Delightfully Downsized
At some point in his or her woodworking career, every woodworker dreams about a giant shop space, with ample lighting and fancy machinery. Our farm has a 1,000-square-foot outbuilding that I originally outfitted as my shop. However, as a hand-tool-focused woodworker, after a few projects under the leaky roof of that large space, I decided it was time to downsize instead. So I converted the 8×10' laundry room in our house into my new shop.
Anne Briggs Bohnett manages the wood studio at Pratt Fine Arts Center, writes for Furniture & Cabinetmaking magazine, and manages her popular Instagram account
I love my new postage-stamp-size space. It is heated, which, during the winter months in Seattle, is a huge plus. The sink makes sharpening with waterstones a lot less messy. And a large window right over the bench lets in lots of natural light while giving me a great view of my chickens, goats, and alpacas playing in the field outside. If I end up building bigger-than-my-normal projects, I will probably annex the porch.
Designing a small workshop took a lot of careful thought to make it work right. I wanted to maximize the natural light from the window. But I still needed walking room between the bench and the window (I am 5'4" and have a fairly short wingspan), so I could work from both sides of the bench. Also, I left just enough space between the bench and the wall for me to rip long stock on my stacking saw benches.
A hanging tool chest [opening photo] keeps my most-used tools within easy reach of the main bench. I put my assembly bench against the wall at 90° to the bench. A shelf beneath it holds all of my bench hooks, shooting boards, battens, holdfasts, and benchdogs within easy reach of both benches.
Everything in the shop is never more than a few steps away, so not only am I walking less in the middle of a project, I also spend a heck of a lot less time wandering around looking for the tool I set down three projects ago.

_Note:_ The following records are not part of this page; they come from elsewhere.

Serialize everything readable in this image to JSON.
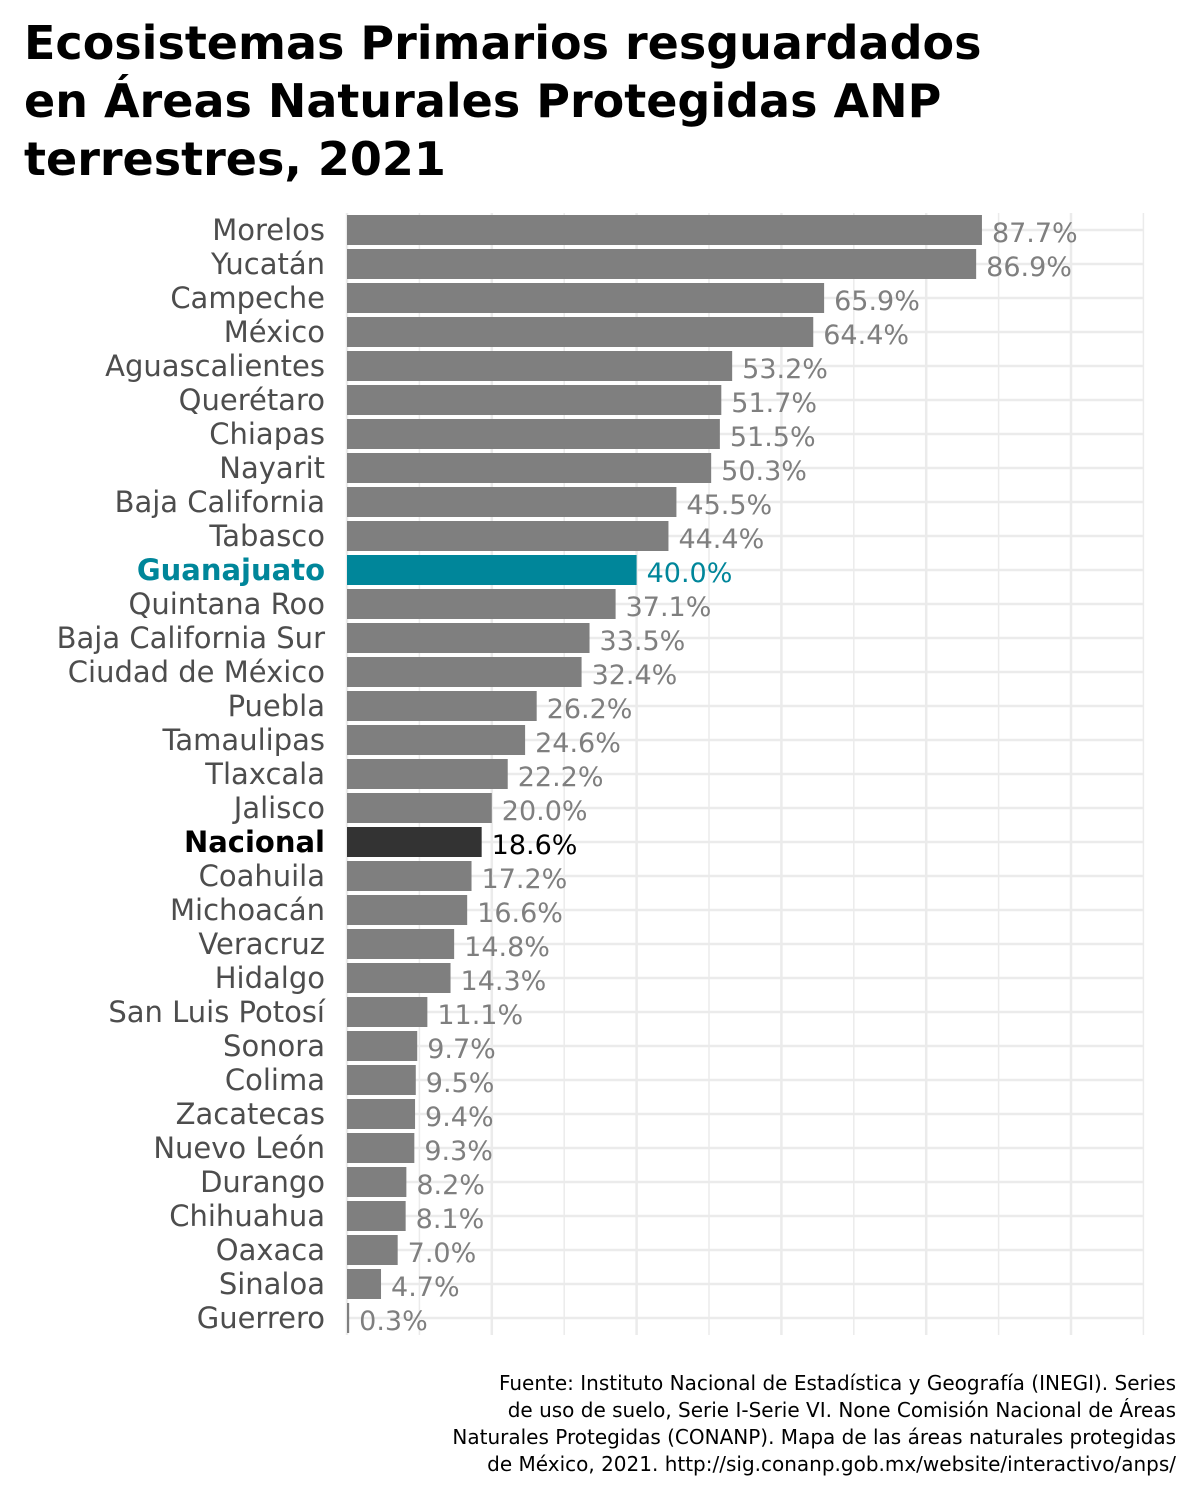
{
  "title_lines": [
    "Ecosistemas Primarios resguardados",
    "en Áreas Naturales Protegidas ANP",
    "terrestres, 2021"
  ],
  "caption_lines": [
    "Fuente: Instituto Nacional de Estadística y Geografía (INEGI). Series",
    "de uso de suelo, Serie I-Serie VI. None Comisión Nacional de Áreas",
    "Naturales Protegidas (CONANP). Mapa de las áreas naturales protegidas",
    "de México, 2021. http://sig.conanp.gob.mx/website/interactivo/anps/"
  ],
  "colors": {
    "default_bar": "#7f7f7f",
    "highlight_bar": "#00869a",
    "national_bar": "#333333",
    "default_label": "#4d4d4d",
    "value_label": "#7f7f7f",
    "grid": "#ebebeb"
  },
  "chart_data": {
    "type": "bar",
    "orientation": "horizontal",
    "title": "Ecosistemas Primarios resguardados en Áreas Naturales Protegidas ANP terrestres, 2021",
    "xlabel": "",
    "ylabel": "",
    "xlim": [
      0,
      100
    ],
    "grid": true,
    "unit": "%",
    "highlight": "Guanajuato",
    "national": "Nacional",
    "categories": [
      "Morelos",
      "Yucatán",
      "Campeche",
      "México",
      "Aguascalientes",
      "Querétaro",
      "Chiapas",
      "Nayarit",
      "Baja California",
      "Tabasco",
      "Guanajuato",
      "Quintana Roo",
      "Baja California Sur",
      "Ciudad de México",
      "Puebla",
      "Tamaulipas",
      "Tlaxcala",
      "Jalisco",
      "Nacional",
      "Coahuila",
      "Michoacán",
      "Veracruz",
      "Hidalgo",
      "San Luis Potosí",
      "Sonora",
      "Colima",
      "Zacatecas",
      "Nuevo León",
      "Durango",
      "Chihuahua",
      "Oaxaca",
      "Sinaloa",
      "Guerrero"
    ],
    "values": [
      87.7,
      86.9,
      65.9,
      64.4,
      53.2,
      51.7,
      51.5,
      50.3,
      45.5,
      44.4,
      40.0,
      37.1,
      33.5,
      32.4,
      26.2,
      24.6,
      22.2,
      20.0,
      18.6,
      17.2,
      16.6,
      14.8,
      14.3,
      11.1,
      9.7,
      9.5,
      9.4,
      9.3,
      8.2,
      8.1,
      7.0,
      4.7,
      0.3
    ],
    "value_labels": [
      "87.7%",
      "86.9%",
      "65.9%",
      "64.4%",
      "53.2%",
      "51.7%",
      "51.5%",
      "50.3%",
      "45.5%",
      "44.4%",
      "40.0%",
      "37.1%",
      "33.5%",
      "32.4%",
      "26.2%",
      "24.6%",
      "22.2%",
      "20.0%",
      "18.6%",
      "17.2%",
      "16.6%",
      "14.8%",
      "14.3%",
      "11.1%",
      "9.7%",
      "9.5%",
      "9.4%",
      "9.3%",
      "8.2%",
      "8.1%",
      "7.0%",
      "4.7%",
      "0.3%"
    ]
  }
}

I've trained myself to put tools away as soon as I'm finished using them, and there simply isn't space to allow the mess of multiple projects to build up. Everything in the shop has "its place," and that makes it easy to put tools away and to find them again when needed.
The efficiencies of being in a small space abound. For one, it forces me to think through every stage of a project before I begin. This lets me execute quicker and with more confidence.
Moving into a smaller shop space had another advantage I hadn't predicted—space became so precious that it wasn't hard to part with some of the tools I'd been hanging on to for far too long. Paring down my tool collection brought in extra money to upgrade some of my vintage tools to a few modern Lie-Nielsen counterparts. I ended up having fewer tools to maintain and sharpen. I can now spend more time woodworking than fighting the constant battle between Seattle's humidity and the iron in a whole fleet of tools.
Someday, when I've got an extra $15,000 to replace the roof, insulate, plumb, and heat my 1,000-square-foot outbuilding, I may turn it back into a woodworking shop. But for now, I couldn't be happier with my little postage stamp in the laundry room.